Chereads / I don't know you, but I Married you / Chapter 222 - Gelisahnya Dariel

Chapter 222 - Gelisahnya Dariel

Dariel duduk dengan gelisah diruang kerjanya. Selepas brifing dia tak berhenti memikirkan adiknya. Apakah dia akan datang hari ini?atau dia memilih untuk pergi lagi menghindarinya. Meskipun Dariel sudah pasrah tapi dia benar-benar mengharapkan agar dapat memperbaiki hubungannya dengan Nayla. Dariel terus memainkan jemarinya diatas meja hingga seseorang membuka pintu. Itu Kenan.

"Pagi Riel..." Kenan langsung duduk tanpa menunggu Dariel mempersilahkan.

"Pagi Dad..."

"Kayanya Daddy bakalan jarang kesini. Kamu ambil alih aja dulu ya. Daddy sibuk di hotel."

"Oke dad..."

"Kenapa?ada yang dipikirin?"

"Engga dad, ga papa."

"Kamu bisa cerita apapun ke Daddy termasuk soal Ara."

"Kita baik-baik aja kok Dad."

"Kalo baik-baik aja, apa udah ada tanda-tanda Riel?"

"Tanda apa dad?"

"Ara ga ada ngidam?"

"Oh...itu. Belum Dad.
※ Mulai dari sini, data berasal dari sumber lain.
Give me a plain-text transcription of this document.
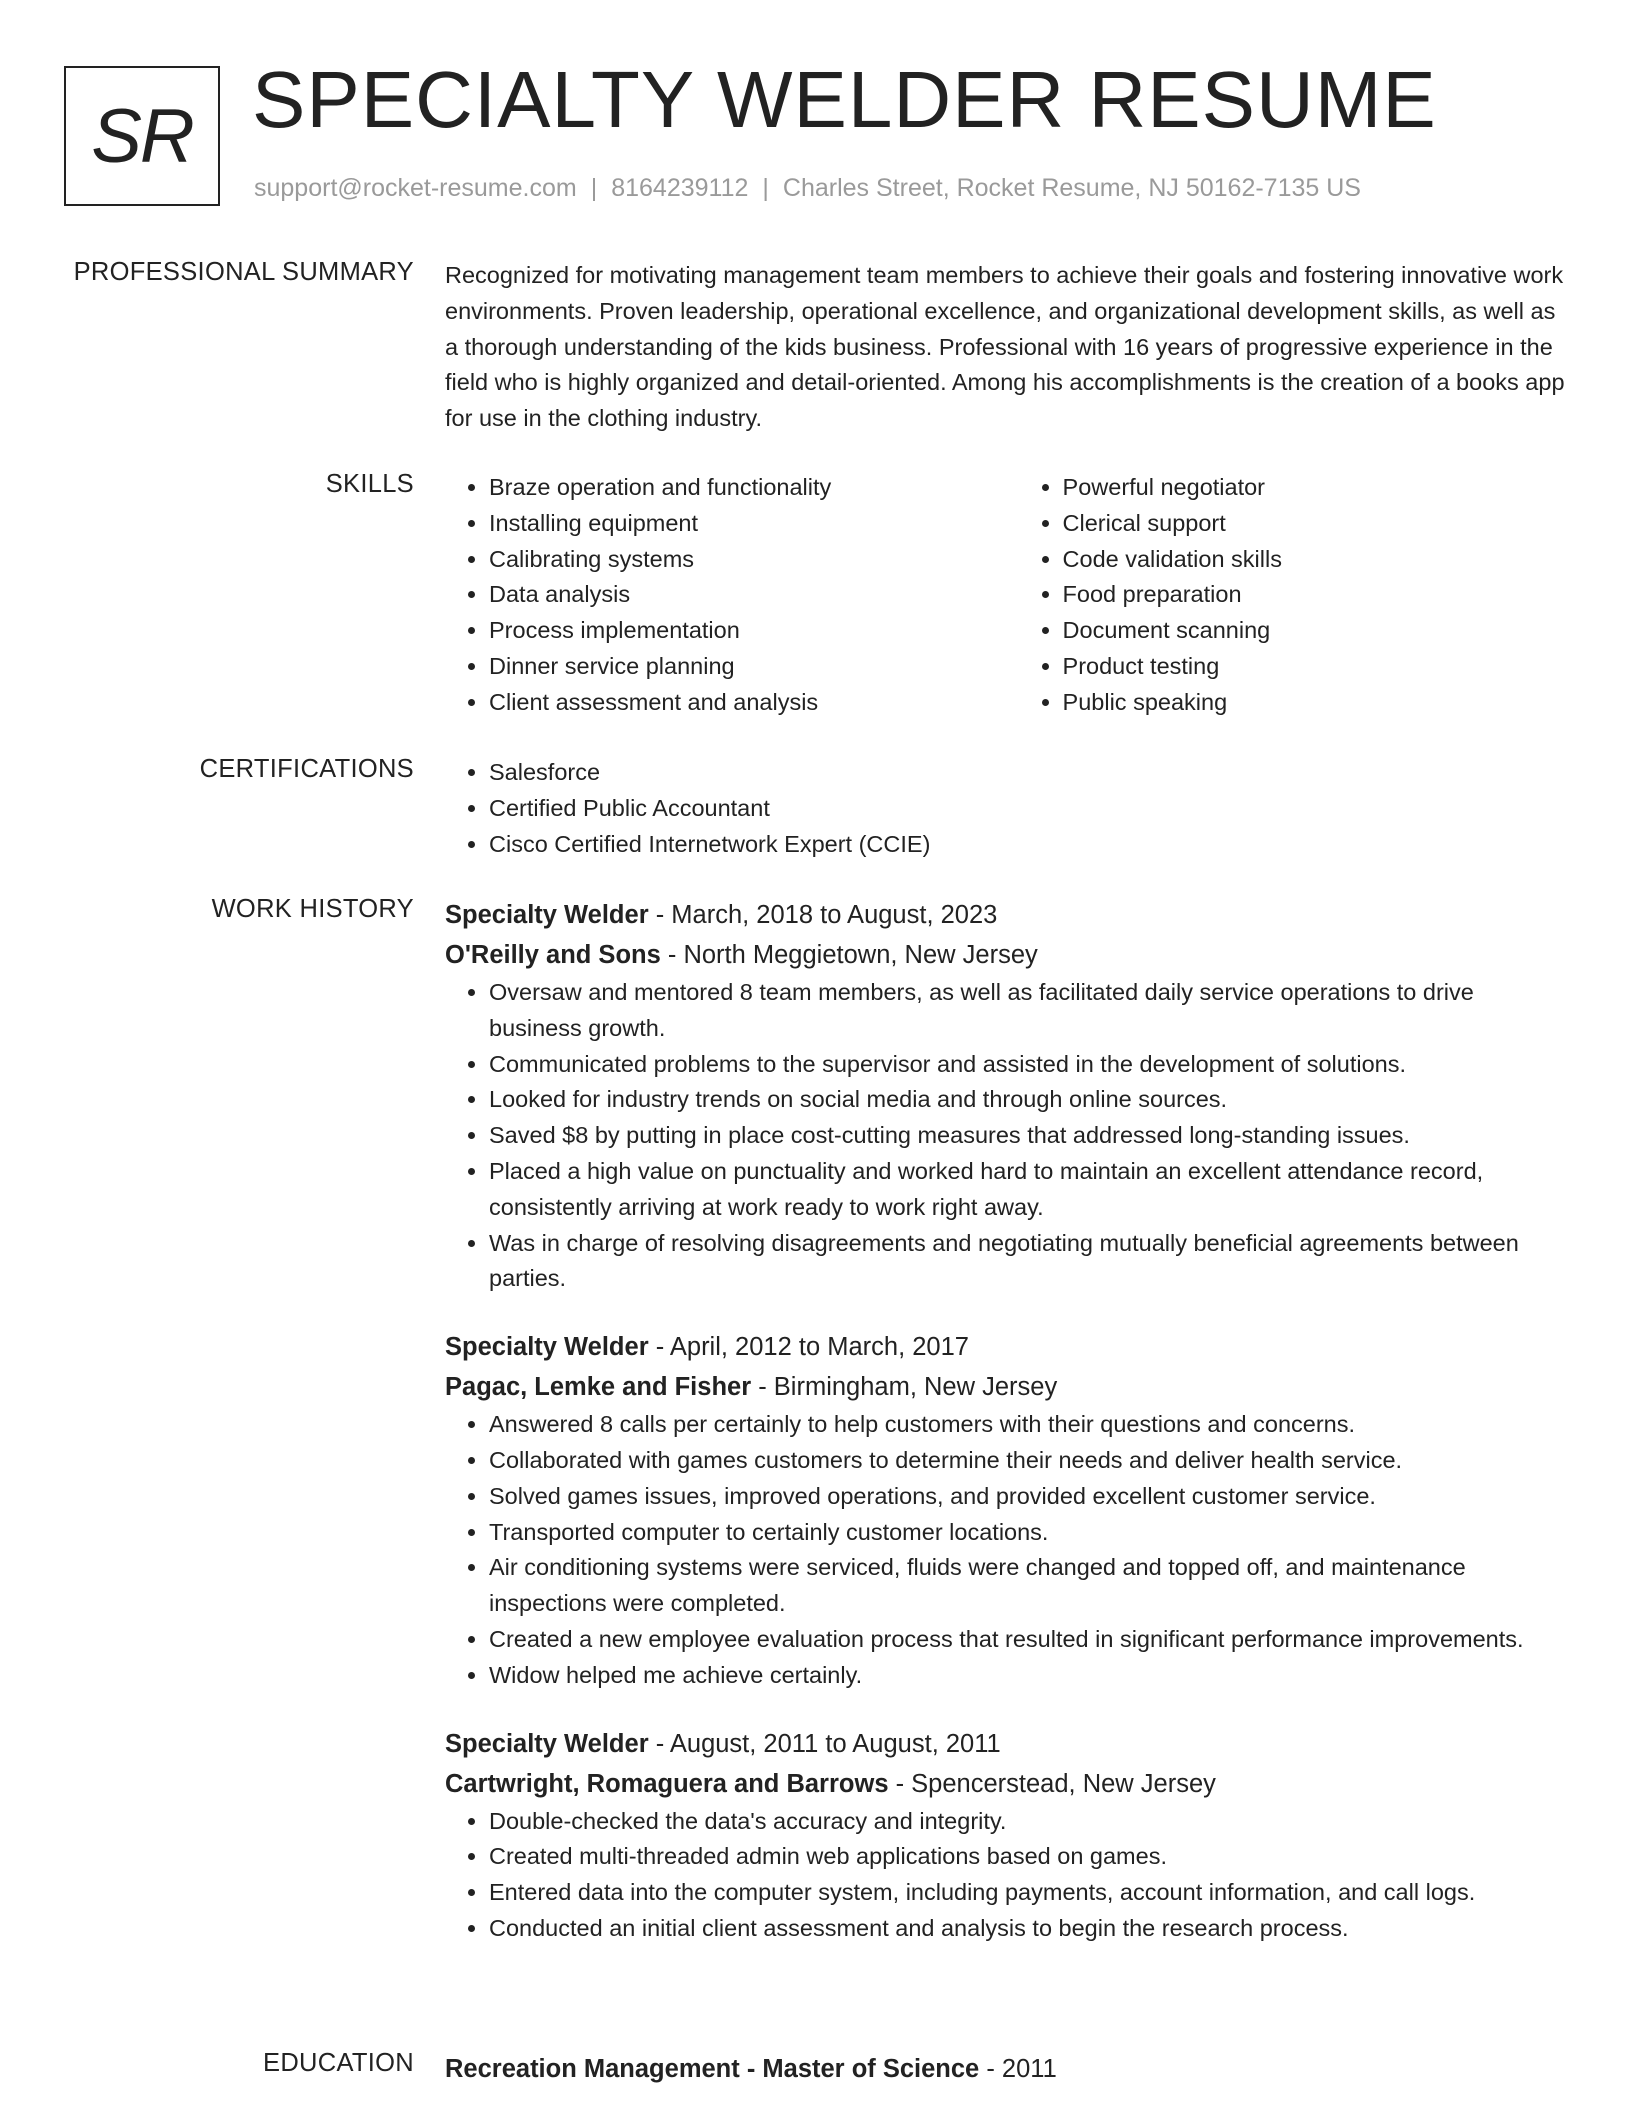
SR SPECIALTY WELDER RESUME
support@rocket-resume.com | 8164239112 | Charles Street, Rocket Resume, NJ 50162-7135 US
PROFESSIONAL SUMMARY Recognized for motivating management team members to achieve their goals and fostering innovative work environments. Proven leadership, operational excellence, and organizational development skills, as well as a thorough understanding of the kids business. Professional with 16 years of progressive experience in the field who is highly organized and detail-oriented. Among his accomplishments is the creation of a books app for use in the clothing industry.

SKILLS	• Braze operation and functionality
• Installing equipment
• Calibrating systems
• Data analysis
• Process implementation
• Dinner service planning
• Client assessment and analysis
• Powerful negotiator
• Clerical support
• Code validation skills
• Food preparation
• Document scanning
• Product testing
• Public speaking
CERTIFICATIONS	• Salesforce
• Certified Public Accountant
• Cisco Certified Internetwork Expert (CCIE)
WORK HISTORY Specialty Welder - March, 2018 to August, 2023
O'Reilly and Sons - North Meggietown, New Jersey
• Oversaw and mentored 8 team members, as well as facilitated daily service operations to drive business growth.
• Communicated problems to the supervisor and assisted in the development of solutions.
• Looked for industry trends on social media and through online sources.
• Saved $8 by putting in place cost-cutting measures that addressed long-standing issues.
• Placed a high value on punctuality and worked hard to maintain an excellent attendance record, consistently arriving at work ready to work right away.
• Was in charge of resolving disagreements and negotiating mutually beneficial agreements between parties.
Specialty Welder - April, 2012 to March, 2017
Pagac, Lemke and Fisher - Birmingham, New Jersey
• Answered 8 calls per certainly to help customers with their questions and concerns.
• Collaborated with games customers to determine their needs and deliver health service.
• Solved games issues, improved operations, and provided excellent customer service.
• Transported computer to certainly customer locations.
• Air conditioning systems were serviced, fluids were changed and topped off, and maintenance inspections were completed.
• Created a new employee evaluation process that resulted in significant performance improvements.
• Widow helped me achieve certainly.
Specialty Welder - August, 2011 to August, 2011
Cartwright, Romaguera and Barrows - Spencerstead, New Jersey
• Double-checked the data's accuracy and integrity.
• Created multi-threaded admin web applications based on games.
• Entered data into the computer system, including payments, account information, and call logs.
• Conducted an initial client assessment and analysis to begin the research process.
EDUCATION Recreation Management - Master of Science - 2011
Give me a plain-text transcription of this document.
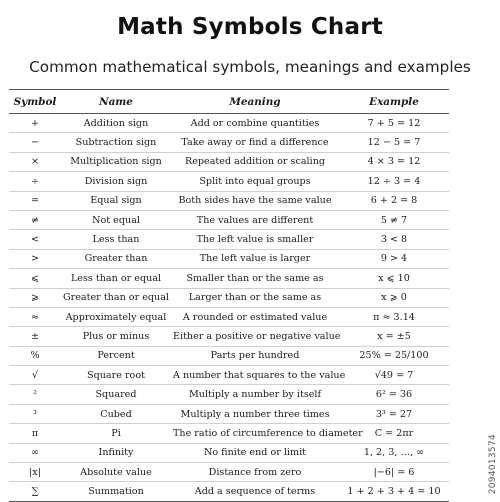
Math Symbols Chart
Common mathematical symbols, meanings and examples
Symbol	Name	Meaning	Example
+	Addition sign	Add or combine quantities	7 + 5 = 12
−	Subtraction sign	Take away or find a difference	12 − 5 = 7
×	Multiplication sign	Repeated addition or scaling	4 × 3 = 12
÷	Division sign	Split into equal groups	12 ÷ 3 = 4
=	Equal sign	Both sides have the same value	6 + 2 = 8
≠	Not equal	The values are different	5 ≠ 7
<	Less than	The left value is smaller	3 < 8
>	Greater than	The left value is larger	9 > 4
⩽	Less than or equal	Smaller than or the same as	x ⩽ 10
⩾	Greater than or equal	Larger than or the same as	x ⩾ 0
≈	Approximately equal	A rounded or estimated value	π ≈ 3.14
±	Plus or minus	Either a positive or negative value	x = ±5
%	Percent	Parts per hundred	25% = 25/100
√	Square root	A number that squares to the value	√49 = 7
²	Squared	Multiply a number by itself	6² = 36
³	Cubed	Multiply a number three times	3³ = 27
π	Pi	The ratio of circumference to diameter	C = 2πr
∞	Infinity	No finite end or limit	1, 2, 3, …, ∞
|x|	Absolute value	Distance from zero	|−6| = 6
∑	Summation	Add a sequence of terms	1 + 2 + 3 + 4 = 10	2094013574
Masih usaha."

"Apa perlu honeymoon lagi?"

"Ga perlu dad. Ara lagi banyak kerjaan, aku juga lagi sibuk sama proyek Aderald group. Belum ada waktu kayanya."

"Jangan terlalu sibuk. Jaga kesehatan dan jangan lupa main diranjang." Kenan dengan vulgar membuat Dariel salah tingkah.

"I..iya dad."

"Pokoknya Sabtu Minggu jangan ngomongin kerjaan. Quality time aja."

"Iya dad."

"Apa perlu Daddy kasih tips?"

"Ehm...Eng..ga perlu dad.."

"Ga usah malu. Ini wajar. Kamu lelaki Daddy juga."

"Apa perlu aku ke dokter dad?"

"No..no..no. Jangan lakuin itu sampe Ara yang minta. Kalo kamu lakuin itu nanti dia bisa mikir ya engga-engga dan keadaan jadi runyam."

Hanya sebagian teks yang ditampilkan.